Brett moving to the top of Ivory Coast


The rest of the climb to the top was more or less easy scrambling over steep, bouldery ground to the top of the crag. I insisted to Keith that we stayed roped together because if anything happened to Brett, I would die twice. His mother (my wife's aunty), five foot nothing and from a matriarchal tribal group in the Solomon Islands that Captain Cook called "the fiercest head hunters in the Pacific" would kill me, then his father (an Aussie) would dig up my body and kill me again. We gained the top with no dramas, and were all happy to drink our last reserves of water and put some comfortable shoes on. For the last couple of pitches my big toes had been killing me, and the relief was wonderful.

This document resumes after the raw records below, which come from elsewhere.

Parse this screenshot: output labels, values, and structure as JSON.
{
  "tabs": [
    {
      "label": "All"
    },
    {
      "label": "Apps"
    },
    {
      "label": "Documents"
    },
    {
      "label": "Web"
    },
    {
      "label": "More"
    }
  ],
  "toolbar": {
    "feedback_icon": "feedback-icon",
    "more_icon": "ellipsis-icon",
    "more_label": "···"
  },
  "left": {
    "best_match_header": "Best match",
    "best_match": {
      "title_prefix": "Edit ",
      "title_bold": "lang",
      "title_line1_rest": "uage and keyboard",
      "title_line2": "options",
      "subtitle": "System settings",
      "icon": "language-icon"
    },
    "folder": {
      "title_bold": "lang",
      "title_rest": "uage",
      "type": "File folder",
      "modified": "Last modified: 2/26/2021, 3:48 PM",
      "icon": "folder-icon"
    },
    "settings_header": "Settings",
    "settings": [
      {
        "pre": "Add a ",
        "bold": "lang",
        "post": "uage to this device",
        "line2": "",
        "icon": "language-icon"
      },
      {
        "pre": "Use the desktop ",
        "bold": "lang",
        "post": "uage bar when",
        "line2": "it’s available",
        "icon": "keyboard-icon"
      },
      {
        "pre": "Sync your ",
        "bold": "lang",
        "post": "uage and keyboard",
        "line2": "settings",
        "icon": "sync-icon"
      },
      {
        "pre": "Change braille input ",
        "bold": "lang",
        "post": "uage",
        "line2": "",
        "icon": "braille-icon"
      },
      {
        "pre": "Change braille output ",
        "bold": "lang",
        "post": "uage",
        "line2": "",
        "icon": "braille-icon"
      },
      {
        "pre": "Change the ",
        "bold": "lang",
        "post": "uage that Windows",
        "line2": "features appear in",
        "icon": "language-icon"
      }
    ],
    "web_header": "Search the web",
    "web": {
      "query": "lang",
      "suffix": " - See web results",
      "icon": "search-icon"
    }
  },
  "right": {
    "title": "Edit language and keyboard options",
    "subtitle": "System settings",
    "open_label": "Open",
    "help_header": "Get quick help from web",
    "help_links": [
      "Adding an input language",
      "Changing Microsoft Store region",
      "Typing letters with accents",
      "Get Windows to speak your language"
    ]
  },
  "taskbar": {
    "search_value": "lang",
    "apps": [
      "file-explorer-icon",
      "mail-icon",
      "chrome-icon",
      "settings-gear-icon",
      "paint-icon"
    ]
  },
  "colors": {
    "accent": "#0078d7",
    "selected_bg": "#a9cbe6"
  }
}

We trouped back through the bush to where we had all dumped our packs, and chatted to some other noobs (and Old Hands) that were experiencing that post-climb euphoria (hi Iceman!!). We thanked Keith and made a promise of beers at the next CCA meeting and headed back down to the car. The people who returned to the car were not the same people who left that morning. We had popped our Booroomba cherries.

1 comment:

awareness said...

What a pistol you are! This cracked me up. I can see you with that old bull.....bouncing about like Tigger!

Great story Nick. Wonderful adventure. Your photos aren't showing up on my computer though.